My boat, paddle, and the rest of the my gear all survived, intact, though in the case of the first two I feel compelled to apologize and give them the week off.


The day was overwhelming, and on reflection feels a bit like cheating.  I had both the novelty of a whole day in new terrain and the calm of a decades experience.  This new memory also has the tinge of mourning, this was my last unrun creek in the whole Bob.

At least until another set of eyes reminds me what I didn’t see.


3 responses to “Deep”

  1. […] Creek is another Colburn find, though in this case I had walked or skied down or up the trail adjacent to the creek several […]

  2. Packrafting and lighter larger rafts are great tools for running streams and rivers that in the past sow little to no use.

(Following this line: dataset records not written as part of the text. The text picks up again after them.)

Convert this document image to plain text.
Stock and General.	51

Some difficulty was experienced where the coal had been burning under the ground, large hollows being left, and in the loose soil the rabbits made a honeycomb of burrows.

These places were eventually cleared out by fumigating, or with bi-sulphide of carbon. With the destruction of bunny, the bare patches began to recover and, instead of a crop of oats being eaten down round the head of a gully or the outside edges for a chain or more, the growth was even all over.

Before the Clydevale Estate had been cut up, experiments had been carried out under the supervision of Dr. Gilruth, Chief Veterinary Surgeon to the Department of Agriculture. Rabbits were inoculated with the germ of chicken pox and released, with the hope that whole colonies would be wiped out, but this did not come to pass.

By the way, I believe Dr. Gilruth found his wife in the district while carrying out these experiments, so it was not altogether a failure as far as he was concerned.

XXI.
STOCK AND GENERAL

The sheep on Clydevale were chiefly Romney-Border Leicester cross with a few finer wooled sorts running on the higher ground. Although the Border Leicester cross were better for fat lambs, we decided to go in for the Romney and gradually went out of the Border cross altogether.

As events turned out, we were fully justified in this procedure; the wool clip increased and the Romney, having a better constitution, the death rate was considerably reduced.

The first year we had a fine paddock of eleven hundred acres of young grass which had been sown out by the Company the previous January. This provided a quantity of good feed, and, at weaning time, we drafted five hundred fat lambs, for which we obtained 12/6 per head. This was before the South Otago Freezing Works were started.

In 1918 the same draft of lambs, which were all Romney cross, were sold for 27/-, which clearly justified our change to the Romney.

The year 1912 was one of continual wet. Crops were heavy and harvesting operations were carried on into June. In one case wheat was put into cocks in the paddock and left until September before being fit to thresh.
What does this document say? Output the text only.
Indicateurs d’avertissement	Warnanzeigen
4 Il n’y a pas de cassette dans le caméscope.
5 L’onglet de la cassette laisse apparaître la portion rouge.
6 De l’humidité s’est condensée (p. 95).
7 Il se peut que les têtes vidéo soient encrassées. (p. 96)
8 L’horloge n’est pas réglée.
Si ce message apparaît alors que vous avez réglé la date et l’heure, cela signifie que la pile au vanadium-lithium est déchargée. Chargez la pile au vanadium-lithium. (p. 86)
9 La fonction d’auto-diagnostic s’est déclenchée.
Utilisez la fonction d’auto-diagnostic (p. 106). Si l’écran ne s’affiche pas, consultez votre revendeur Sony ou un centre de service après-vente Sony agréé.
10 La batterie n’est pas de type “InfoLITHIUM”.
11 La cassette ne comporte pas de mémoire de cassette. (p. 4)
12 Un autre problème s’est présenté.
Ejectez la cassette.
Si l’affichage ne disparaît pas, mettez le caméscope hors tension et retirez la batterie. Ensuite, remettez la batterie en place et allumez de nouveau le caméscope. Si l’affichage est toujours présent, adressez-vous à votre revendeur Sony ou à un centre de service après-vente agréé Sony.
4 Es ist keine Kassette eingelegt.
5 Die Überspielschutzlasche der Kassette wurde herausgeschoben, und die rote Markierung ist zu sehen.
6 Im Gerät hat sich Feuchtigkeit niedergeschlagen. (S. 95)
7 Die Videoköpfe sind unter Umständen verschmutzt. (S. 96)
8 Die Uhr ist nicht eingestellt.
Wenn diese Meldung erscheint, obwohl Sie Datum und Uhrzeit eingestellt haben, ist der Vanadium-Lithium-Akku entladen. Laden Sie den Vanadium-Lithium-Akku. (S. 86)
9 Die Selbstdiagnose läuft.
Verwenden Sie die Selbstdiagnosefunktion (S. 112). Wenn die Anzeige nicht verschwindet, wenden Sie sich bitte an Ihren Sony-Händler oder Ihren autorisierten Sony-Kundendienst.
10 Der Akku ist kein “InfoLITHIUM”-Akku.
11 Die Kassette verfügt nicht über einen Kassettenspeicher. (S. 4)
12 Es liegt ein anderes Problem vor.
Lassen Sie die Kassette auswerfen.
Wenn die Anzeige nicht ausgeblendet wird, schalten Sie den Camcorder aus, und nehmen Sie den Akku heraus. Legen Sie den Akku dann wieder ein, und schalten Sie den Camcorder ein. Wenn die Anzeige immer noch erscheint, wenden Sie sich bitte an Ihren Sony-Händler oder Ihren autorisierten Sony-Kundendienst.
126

As your post with industrial tourism, gets to, the evolution of gear will lead to an increase in use that we today might find hard to imagine. Look at the South Fork Flathead thru the Bob as an example. And since we don’t have the data, we don’t have the current baseline to know how this use will affect wildlife (think harlequin ducks). As Walter Bonatti said decades ago, “the murder of the impossible” – can’t stop it and it is inevitable.

    1. Very true, and not something to take lightly. I struggled (and indeed still do) with this dynamic and my guidebook.